Своей личной судьбе он при этом не придавал значения, даже говорить об этом казалось ему недопустимым. Если ему угрожала гибель от вражеских бомб, большевизма или болезни, то это «его не интересовало», так как находилось вне сферы его созидающей смысл воли. Смерть его не пугала, как, в сущности, и вообще любой поворот судьбы. Происходившие события глубоко волновали его, крах Германии потряс его до такой степени, что он и сам готов был погибнуть. И все–таки при всех этих страшных переживаниях и сопереживаниях что–то в нем оставалось непоколебимым. Ничто не могло уже ввергнуть его в действительно полное отчаяние, но это не было следствием жизненной силы или покорной слабости. Сохраняя все естественные, живые движения души и ясное, проникающее вглубь видение реальностей, он одновременно находился как бы в другом вневременном мире.

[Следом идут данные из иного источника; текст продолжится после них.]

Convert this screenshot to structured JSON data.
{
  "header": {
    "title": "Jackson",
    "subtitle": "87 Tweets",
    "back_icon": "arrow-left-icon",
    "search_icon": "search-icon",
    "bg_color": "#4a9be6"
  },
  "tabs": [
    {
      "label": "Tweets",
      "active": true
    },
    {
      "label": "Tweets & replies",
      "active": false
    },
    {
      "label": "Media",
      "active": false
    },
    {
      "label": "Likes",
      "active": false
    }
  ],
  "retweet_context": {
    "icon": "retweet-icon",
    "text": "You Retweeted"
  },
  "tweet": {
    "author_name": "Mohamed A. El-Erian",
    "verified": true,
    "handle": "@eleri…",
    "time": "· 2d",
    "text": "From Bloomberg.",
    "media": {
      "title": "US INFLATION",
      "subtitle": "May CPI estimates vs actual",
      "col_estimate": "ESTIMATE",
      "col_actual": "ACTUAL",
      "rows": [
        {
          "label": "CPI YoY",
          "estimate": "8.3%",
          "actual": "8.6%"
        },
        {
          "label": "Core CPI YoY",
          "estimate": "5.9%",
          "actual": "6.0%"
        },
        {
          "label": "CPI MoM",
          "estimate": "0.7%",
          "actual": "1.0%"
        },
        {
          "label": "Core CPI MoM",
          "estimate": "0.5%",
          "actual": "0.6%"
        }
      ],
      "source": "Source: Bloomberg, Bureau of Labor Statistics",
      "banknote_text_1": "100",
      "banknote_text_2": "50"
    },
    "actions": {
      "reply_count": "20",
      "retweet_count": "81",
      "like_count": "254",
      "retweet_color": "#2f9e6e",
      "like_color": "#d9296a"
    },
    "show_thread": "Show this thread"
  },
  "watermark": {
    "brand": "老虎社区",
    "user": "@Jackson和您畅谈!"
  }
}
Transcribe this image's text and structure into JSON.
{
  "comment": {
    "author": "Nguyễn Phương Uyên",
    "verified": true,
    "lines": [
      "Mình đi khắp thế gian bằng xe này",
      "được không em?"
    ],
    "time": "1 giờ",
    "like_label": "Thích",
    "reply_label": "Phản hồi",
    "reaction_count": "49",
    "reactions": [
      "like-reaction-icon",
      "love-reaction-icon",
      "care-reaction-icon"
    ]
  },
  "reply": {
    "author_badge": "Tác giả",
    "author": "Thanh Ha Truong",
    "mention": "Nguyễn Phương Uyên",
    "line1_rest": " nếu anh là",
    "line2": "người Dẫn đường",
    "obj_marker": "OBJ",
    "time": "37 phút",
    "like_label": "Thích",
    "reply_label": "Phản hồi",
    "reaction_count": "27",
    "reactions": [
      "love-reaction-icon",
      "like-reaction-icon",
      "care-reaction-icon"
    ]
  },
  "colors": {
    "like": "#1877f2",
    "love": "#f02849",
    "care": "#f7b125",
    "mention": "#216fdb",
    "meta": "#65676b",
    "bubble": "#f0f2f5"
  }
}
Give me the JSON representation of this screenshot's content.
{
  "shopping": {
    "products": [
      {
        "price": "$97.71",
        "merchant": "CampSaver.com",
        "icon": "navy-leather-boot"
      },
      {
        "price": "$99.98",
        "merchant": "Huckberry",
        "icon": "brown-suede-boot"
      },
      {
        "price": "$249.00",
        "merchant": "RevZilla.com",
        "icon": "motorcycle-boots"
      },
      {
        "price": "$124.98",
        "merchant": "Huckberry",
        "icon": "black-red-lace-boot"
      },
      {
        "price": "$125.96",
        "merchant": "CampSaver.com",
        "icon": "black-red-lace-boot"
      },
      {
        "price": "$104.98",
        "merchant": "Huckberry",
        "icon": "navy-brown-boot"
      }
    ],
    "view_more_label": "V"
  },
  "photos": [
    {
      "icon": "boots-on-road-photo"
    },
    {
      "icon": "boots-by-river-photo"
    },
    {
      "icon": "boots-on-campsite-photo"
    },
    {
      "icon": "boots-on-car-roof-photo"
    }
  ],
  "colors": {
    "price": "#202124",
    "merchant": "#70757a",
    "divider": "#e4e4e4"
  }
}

Кем же он был? На это он и сам не дал ответа, и не знал его. Он не был стоиком, ибо бесстрастность и бесчувственность, формальное душевное спокойствие были ему совершенно несвойственны, в нем скорее жило нечто противоположное; он и не стремился к такому покою. Однако в его самодостаточности и одинокой непоколебимости что–то напоминало стоицизм.
Он не был и христианином. Быть христианином означало для него принять заповедь Нагорной проповеди непротивления злу. Эту заповедь он не хотел исполнять, так как она была несовместима с мирской деятельностью. Он питал уважение к подлинному осуществлению такой настроенности, но, когда он говорил о связанной с этой заповедью потере достоинства, в нем чувствовалось неприятие ее. Его высказывания о самообмане при попытках создания теодицеи часто превращались в язвительную иронию. Иногда его слова могли звучать как богохульство. В них было возникшее из глубокой правдивости его натуры неприятие иллюзорного содержания выходящей за пределы действительности успокаивающей веры. Это неприятие было следствием не цинизма, не равнодушного скептицизма, но глубокого серьезного сознания невыразимости, непостижимости абсолютного. Его работа о протестантской этике и духе капитализма, как ни свободна она от «оценочных суждений», как ни опирается она только на факты и как она ни объективна, косвенно все же говорит об отношении Макса Вебера к христианству. В этой работе доминирует неслыханное напряжение противоположных возможностей оценки. Ни одна религиозность на Земле не была столь близка его сердцу, как религиозность пуританских сект. Непостижимый промысел Божий, предопределение соответствовали его строгому мышлению и его правдивости, оставляющей непостижимое непостижимым. Однако он был далек от того, чтобы внутренне войти в этот религиозный мир. Он видел, что это величественное явление оказывает такое воздействие, опустошая действенную вначале религиозную силу, которое должно было представляться ему грозной антиномией. Неужели же самые великие, серьезные, героические человеческие свершения должны вести к беде, к пустоте, к духовной смерти?